Exponential backoff.
When a call fails, wait a little, then twice as long, then twice again — instead of hammering away.
When a request to another service fails, retrying is reasonable — the blip might be temporary. But retrying immediately and forever is a great way to make things worse: a struggling service gets pounded by a flood of instant retries and never gets room to recover.
Exponential backoff is the polite way to retry. Wait a short moment, try again; if it still fails, wait twice as long; then twice as long again. Each failure backs you off further, so a brief glitch is handled quickly while a real outage is met with patience instead of a stampede.
- 1
You knock on a door and nobody answers — the call to another service just failed.
- 2
So you wait a short moment, then try again — a quick first retry handles a blip.
- 3
Still failing? Each wait doubles: 1s, 2s, 4s, 8s — backing off further every time.
- 4
This matters because everyone retrying instantly is a stampede that keeps the service down.
- 5
Adding jitter, a little randomness, scatters the retries so they do not arrive in sync.
- 6
Finally, cap how long you wait and stop after a limit, so you never retry forever.
Why doubling the wait helps
If a dependency is briefly overloaded, the worst thing every client can do is retry instantly and in unison — that "retry storm" keeps the service flat on its back. Backing off exponentially means clients quickly thin out their attempts, giving the struggling service breathing space to drain its backlog and recover. A short glitch still gets a fast first retry, so you do not pay much for the common case.
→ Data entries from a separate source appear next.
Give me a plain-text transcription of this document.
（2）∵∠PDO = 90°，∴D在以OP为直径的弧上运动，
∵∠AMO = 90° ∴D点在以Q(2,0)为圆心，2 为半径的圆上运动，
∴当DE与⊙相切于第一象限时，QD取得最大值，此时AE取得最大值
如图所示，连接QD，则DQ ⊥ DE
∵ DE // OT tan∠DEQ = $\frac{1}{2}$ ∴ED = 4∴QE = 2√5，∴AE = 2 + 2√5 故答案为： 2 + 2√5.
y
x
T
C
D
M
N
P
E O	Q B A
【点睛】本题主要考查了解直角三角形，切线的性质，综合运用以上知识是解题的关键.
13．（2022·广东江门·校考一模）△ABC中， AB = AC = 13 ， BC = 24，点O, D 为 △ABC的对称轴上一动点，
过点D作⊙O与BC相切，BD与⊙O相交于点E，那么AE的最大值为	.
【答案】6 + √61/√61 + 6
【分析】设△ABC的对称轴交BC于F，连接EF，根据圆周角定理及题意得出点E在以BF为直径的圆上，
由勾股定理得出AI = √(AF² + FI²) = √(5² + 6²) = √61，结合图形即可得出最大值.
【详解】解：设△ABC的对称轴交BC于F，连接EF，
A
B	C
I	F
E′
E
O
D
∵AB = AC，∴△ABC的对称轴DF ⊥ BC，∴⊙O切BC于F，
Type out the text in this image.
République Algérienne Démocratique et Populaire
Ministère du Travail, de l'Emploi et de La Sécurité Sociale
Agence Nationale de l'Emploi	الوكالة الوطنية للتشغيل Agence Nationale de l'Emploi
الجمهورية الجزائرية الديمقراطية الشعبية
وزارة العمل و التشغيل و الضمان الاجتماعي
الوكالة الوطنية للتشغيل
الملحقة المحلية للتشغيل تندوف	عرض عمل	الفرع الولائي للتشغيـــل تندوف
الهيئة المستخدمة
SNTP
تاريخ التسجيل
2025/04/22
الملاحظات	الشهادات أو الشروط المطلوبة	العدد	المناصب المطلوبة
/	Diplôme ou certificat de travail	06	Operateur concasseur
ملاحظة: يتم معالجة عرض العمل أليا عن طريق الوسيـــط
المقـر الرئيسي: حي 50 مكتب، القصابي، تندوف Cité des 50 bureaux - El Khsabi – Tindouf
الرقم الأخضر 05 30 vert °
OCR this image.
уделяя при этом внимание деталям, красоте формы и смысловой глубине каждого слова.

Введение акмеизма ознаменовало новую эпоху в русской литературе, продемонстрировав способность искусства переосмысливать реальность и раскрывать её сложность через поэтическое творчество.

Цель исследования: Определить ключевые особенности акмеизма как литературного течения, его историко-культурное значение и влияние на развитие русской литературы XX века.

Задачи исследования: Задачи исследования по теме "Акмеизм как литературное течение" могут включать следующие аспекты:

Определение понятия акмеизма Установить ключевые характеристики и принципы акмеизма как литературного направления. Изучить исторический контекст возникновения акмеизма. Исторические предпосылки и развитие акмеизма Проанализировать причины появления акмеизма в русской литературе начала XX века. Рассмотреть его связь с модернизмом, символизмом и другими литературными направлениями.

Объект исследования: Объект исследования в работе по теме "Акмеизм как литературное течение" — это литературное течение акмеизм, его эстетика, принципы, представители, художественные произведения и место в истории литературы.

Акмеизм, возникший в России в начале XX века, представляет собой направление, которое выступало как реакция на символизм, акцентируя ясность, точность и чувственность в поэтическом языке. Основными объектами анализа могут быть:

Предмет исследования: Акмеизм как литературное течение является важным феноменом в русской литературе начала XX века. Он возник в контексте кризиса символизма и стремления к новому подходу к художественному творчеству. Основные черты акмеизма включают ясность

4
Jitter and limits make it work
Pure doubling has a flaw: if many clients failed at the same instant, they all retry at the same instants too — synchronised waves of load. Adding jitter (a random spread to each wait) scatters the retries so they no longer arrive together. Just as important, you cap the maximum delay and stop retrying after a set number of attempts or a deadline, so a permanently-down dependency does not leave callers retrying forever.